◎感情が優勢で思考は効かなくなるブリザードでの冥想
現象という動画は、無数の静止画と隙間によってできている。隙間が無(ニルヴァーナ)であって、静止画が有(アートマン)。
よって人間は静止画は認識できていると思い込んでいるから、冥想とは、隙間を認識しようとすること。
2千年前は人間の中心は肚だったが、次第に胸に移り、今人間の中心は頭に移った。これを頭人間と云う。
標高8千メートル以上の高山では、感情が優勢となり、思考は効かなくなる。感情とは無意識の側であり、思考とは意識の側。無意識の側にも静止画の側と隙間の側の両方がある。人間は無意識の側が完全に優勢になれば、これを発狂と呼ぶ。
冥想修行とは、無意識を操作することだが、コントロールしづらくなる無意識のブリザードの中で、神仏のサポートを受けつつ、素直で冷静に最終段階まで自分を失わず、持っていくのが、大変なところ。なお最終段階では、自分を棄てて飛び込まないと、先へは行かない。
想念の消し方については、いくつか例を挙げてみた。それ以外にヴィパッサナー(呼吸覚醒:アナパーナサティ)というのもある。

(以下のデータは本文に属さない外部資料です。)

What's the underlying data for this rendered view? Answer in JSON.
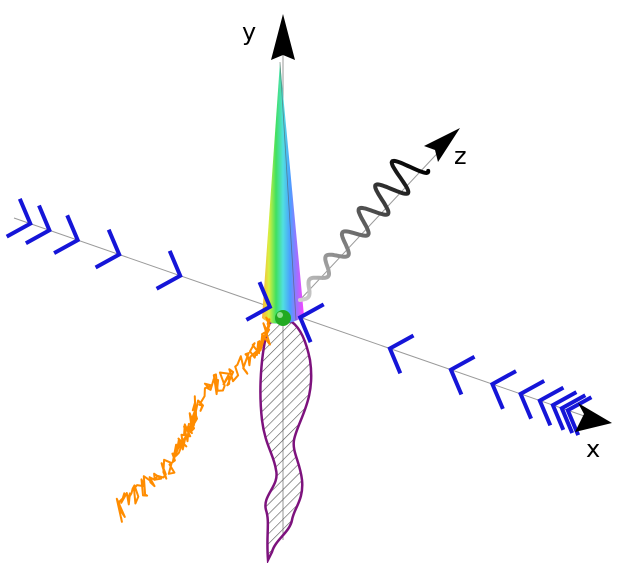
{
  "axes": {
    "x": {
      "label": "x"
    },
    "y": {
      "label": "y"
    },
    "z": {
      "label": "z"
    }
  },
  "colors": {
    "axis_line": "#9a9a9a",
    "arrowhead": "#000000",
    "chevrons": "#1515d8",
    "random_walk": "#ff8c00",
    "hatched_outline": "#7d127d",
    "hatch": "#555555",
    "origin_point": "#22aa22",
    "wave_start": "#d0d0d0",
    "wave_end": "#000000"
  },
  "cone": {
    "gradient_stops": [
      "#ffb03a",
      "#d8f040",
      "#40e060",
      "#50e0e0",
      "#4aa0ff",
      "#a070ff",
      "#ff40ff"
    ]
  },
  "icons": {
    "x_arrow": "arrowhead-icon",
    "y_arrow": "arrowhead-icon",
    "z_arrow": "arrowhead-icon"
  }
}
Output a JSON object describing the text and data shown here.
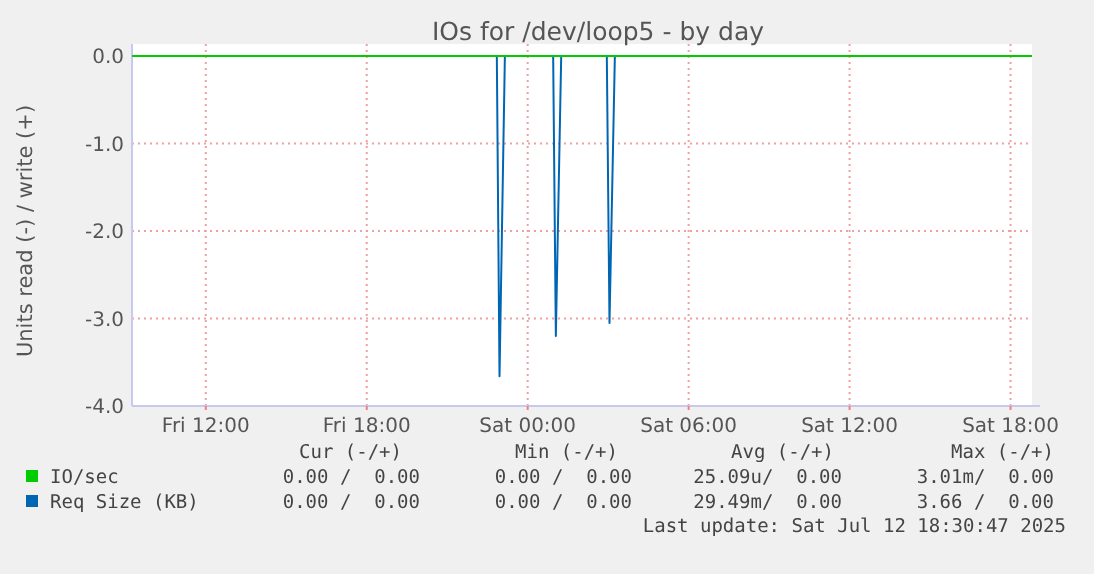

ヴィパッサナーは、釈迦がこれで覚醒したという技法。ヴィパッサナーといっても単発の冥想テクニックではなく、複数技法の複合。アーサナとプラーナヤーマで身体の質を変え、ヴィパッサナーで入息出息を見つめ心の質を変えると、自分が体でも心でもない一つになった瞬間が来る。ここで気づいている自分のない、“気づき”そのものになった時が、爆発、ジャンプアウトのチャンス。
なおヴィパッサナーは、発狂しやすいということをダンテス・ダイジはコメントしている。終始入息出息を見つめるという行は頭人間である現代人には難しいのだろうか。
ボクシング世界チャンピオン井上尚弥は、人間は3分間集中し続けるのはむずかしいと言っていたわけだが、なんと2024年5月6日のルイス・ネリとのタイトルマッチで生涯初のダウンを喫した。この試合は、井上尚弥の勝利となったが、井上尚弥ですら3分間集中し続けるのは難しいということなのだろう。
その点で、釈迦は集中を継続し得たのだろうからすごい。その状況は、おそらく標高8千メートル級の死の地帯で、感情が優勢となり、思考は効かなくなるブリザード状態でのヴィパッサナー。そこを突破し得た者だけが、窮極ニルヴァーナに至る。だから釈迦は英雄と呼ばれる。